Саша обняла дочку, затем помахала Абрамсу и отключила скайп. Она слышала, как сильно бьется ее сердце. Посмотрела на лестницу и замерла. Малышка могла поскользнуться и упасть, а она бы даже не услышала. Что бы она сделала, если бы на ее совести было что-то настолько страшное? Неожиданно в голову ей пришли слова из песни Иглы:
Вина,Алкоголь,Лекарства,Депрессия,Ересь,Молодость,Алкоголь,Расцвет.
Сейчас наконец она поняла их смысл. Да, речь шла о мести, но было также и чувство вины. Возможно, именно поэтому и появился этот текст. Из потребности искупления греха. Почему автора текста одолевают кошмары? Что у него на совести? Кем была для него девушка с севера? Надо ли рассматривать север в географических категориях?
– Апельсиновый или яблочный? – спросила Саша, вынимая из холодильника пакеты с соками. Она старалась скрыть, что сильно нервничает, хотя ее всю трясло. Каролина указала на апельсиновый, сама налила себе его в стакан и принялась жадно пить. Саша опять почувствовала во рту вкус водки. Она испугалась: на этот раз жажда не отступила так быстро, как в прошлый.
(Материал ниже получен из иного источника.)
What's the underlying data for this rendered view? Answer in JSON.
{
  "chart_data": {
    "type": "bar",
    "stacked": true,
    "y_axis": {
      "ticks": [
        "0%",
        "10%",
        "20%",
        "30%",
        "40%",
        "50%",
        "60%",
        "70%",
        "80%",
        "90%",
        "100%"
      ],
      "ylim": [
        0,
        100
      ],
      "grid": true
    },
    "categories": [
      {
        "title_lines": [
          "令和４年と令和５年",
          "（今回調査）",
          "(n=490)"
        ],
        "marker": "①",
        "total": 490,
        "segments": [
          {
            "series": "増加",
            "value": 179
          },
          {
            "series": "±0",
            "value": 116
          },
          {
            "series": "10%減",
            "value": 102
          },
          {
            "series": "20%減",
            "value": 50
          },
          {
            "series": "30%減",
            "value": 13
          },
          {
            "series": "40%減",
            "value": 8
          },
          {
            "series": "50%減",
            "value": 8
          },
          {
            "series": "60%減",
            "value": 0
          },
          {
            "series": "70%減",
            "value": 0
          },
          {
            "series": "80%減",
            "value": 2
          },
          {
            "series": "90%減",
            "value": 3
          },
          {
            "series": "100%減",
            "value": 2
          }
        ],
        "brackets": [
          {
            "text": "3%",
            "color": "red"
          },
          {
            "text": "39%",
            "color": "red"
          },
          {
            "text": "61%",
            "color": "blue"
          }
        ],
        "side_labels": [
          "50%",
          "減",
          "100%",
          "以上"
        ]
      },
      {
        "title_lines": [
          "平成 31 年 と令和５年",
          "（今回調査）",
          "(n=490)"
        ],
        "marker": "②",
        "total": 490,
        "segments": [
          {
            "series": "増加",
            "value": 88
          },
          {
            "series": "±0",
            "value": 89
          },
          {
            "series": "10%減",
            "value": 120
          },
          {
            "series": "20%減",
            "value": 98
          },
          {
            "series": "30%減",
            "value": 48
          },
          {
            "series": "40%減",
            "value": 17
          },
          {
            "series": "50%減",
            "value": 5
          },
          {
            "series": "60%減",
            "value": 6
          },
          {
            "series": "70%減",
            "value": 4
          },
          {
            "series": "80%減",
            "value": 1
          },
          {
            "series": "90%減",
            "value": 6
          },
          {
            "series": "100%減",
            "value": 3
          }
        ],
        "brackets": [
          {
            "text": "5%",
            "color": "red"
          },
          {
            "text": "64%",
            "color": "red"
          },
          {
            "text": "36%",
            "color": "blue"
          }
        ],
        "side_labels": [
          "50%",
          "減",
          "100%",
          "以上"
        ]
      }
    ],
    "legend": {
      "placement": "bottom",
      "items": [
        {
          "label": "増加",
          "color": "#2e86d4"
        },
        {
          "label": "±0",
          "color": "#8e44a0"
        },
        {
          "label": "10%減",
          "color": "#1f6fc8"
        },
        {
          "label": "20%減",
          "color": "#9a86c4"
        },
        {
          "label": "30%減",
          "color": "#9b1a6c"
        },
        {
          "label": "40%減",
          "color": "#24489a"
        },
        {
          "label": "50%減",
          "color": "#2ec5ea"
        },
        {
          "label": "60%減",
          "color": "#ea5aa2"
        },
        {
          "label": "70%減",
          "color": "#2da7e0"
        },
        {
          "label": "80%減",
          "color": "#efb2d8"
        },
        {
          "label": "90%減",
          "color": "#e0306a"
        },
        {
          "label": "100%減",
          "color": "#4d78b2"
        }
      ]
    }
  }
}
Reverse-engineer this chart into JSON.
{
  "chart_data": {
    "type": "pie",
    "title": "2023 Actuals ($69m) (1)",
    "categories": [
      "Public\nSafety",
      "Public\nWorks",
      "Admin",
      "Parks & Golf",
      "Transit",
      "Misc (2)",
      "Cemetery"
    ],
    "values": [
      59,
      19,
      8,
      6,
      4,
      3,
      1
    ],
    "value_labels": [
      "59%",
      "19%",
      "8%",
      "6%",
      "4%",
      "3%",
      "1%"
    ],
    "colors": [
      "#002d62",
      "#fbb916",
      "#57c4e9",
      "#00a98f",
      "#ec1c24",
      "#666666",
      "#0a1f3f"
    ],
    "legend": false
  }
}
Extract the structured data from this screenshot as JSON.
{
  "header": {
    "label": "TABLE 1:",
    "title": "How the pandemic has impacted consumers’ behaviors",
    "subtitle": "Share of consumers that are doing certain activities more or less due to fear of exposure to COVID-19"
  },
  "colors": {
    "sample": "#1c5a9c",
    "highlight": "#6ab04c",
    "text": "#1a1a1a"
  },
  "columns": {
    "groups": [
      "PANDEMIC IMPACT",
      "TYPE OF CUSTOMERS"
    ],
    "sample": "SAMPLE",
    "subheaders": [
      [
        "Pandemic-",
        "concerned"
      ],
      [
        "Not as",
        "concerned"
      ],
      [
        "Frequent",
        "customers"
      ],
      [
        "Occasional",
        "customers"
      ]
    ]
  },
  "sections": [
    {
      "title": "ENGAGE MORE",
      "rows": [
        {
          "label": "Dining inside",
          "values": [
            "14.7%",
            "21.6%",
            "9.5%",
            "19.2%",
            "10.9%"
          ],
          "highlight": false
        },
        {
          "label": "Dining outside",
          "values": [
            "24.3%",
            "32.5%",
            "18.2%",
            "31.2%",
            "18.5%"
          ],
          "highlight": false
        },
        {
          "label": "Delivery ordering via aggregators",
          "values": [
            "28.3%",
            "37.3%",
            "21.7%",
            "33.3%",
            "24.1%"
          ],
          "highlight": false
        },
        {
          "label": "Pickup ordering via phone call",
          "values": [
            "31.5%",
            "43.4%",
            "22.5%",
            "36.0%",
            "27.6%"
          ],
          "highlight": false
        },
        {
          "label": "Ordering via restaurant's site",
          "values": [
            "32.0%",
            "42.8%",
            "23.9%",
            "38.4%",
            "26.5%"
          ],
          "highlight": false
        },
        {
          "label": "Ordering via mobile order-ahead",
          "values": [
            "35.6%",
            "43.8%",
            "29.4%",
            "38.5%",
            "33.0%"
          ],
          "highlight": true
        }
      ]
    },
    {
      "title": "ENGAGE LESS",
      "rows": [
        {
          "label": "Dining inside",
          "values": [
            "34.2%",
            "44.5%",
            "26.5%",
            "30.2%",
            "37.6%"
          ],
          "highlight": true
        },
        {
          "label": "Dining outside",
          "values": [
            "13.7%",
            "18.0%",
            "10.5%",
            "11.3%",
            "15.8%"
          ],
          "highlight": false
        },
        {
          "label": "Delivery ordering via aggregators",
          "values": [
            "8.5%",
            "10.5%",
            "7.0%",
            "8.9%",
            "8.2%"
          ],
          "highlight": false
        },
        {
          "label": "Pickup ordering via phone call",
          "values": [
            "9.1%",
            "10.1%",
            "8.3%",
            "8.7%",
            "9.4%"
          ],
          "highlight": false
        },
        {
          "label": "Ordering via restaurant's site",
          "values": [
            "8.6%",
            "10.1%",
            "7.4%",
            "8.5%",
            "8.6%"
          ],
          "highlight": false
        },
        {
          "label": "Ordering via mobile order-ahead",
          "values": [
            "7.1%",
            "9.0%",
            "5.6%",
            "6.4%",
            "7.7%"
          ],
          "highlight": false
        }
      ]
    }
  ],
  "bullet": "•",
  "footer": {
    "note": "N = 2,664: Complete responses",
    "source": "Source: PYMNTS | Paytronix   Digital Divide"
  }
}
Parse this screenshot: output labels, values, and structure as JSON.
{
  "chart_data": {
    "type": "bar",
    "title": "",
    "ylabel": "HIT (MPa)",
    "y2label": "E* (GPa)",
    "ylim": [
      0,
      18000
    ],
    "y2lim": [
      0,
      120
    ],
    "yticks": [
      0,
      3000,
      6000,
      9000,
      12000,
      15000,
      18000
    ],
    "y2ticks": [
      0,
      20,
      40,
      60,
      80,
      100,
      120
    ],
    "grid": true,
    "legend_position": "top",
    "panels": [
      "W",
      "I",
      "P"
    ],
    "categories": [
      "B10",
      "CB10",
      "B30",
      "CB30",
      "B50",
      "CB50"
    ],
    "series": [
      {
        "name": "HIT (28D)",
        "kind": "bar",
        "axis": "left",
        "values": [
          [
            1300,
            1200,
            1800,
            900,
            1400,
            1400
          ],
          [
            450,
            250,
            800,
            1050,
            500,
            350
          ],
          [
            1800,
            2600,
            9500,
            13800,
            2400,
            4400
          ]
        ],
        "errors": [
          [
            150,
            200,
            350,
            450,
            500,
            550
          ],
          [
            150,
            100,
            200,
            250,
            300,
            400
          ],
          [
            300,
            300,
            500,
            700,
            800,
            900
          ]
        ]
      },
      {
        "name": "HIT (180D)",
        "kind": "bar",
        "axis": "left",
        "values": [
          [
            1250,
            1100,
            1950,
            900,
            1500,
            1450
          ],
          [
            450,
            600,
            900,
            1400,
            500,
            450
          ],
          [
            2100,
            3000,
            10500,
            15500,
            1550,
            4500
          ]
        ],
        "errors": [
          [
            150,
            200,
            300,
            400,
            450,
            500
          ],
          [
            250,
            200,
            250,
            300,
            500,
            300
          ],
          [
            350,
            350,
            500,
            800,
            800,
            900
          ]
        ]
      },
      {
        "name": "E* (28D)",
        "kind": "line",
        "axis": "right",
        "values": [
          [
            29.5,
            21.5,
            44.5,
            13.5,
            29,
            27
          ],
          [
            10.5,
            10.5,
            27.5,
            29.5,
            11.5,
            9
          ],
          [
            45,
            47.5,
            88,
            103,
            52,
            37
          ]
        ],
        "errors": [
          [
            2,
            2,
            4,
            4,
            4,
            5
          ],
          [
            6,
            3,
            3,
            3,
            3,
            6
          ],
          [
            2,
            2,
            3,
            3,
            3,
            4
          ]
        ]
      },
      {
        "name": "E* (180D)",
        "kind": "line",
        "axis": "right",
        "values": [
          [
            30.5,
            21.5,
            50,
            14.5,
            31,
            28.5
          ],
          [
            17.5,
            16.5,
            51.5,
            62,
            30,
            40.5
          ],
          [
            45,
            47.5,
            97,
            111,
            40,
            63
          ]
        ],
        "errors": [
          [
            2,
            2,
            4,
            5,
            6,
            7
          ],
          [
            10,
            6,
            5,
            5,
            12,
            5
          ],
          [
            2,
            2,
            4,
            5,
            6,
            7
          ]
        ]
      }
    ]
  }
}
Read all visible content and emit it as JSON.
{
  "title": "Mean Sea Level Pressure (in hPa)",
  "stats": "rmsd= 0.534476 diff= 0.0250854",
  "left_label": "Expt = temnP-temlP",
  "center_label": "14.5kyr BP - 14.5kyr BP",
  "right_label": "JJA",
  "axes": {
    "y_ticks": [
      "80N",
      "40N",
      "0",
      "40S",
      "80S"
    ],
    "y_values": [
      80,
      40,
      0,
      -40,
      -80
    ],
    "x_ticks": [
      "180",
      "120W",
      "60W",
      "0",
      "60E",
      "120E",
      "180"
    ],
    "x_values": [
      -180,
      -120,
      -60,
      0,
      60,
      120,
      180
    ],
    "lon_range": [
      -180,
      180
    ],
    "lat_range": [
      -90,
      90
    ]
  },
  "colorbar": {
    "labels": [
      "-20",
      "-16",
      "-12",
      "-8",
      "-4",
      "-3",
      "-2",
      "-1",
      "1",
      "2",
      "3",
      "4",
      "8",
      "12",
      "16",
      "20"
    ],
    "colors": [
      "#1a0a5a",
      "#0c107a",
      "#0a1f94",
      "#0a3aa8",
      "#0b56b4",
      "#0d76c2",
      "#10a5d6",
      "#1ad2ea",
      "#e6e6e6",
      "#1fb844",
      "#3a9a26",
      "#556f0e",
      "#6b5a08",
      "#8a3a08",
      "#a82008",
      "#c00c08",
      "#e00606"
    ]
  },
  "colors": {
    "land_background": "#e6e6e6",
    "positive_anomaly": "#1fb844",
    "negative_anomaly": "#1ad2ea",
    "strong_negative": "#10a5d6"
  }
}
– Вымойте руки, пожалуйста. – Джекил указал Люции на умывальник в глубине помещения. Пока она открывала воду, он подошел, забрал жидкое мыло и поставил его на подоконник, рядом со столиком, за которым скучал Патрик Сплонка – следователь, который должен был наблюдать за снятием сравнительного образца запаха для самого важного в этом деле исследования. Осмологического.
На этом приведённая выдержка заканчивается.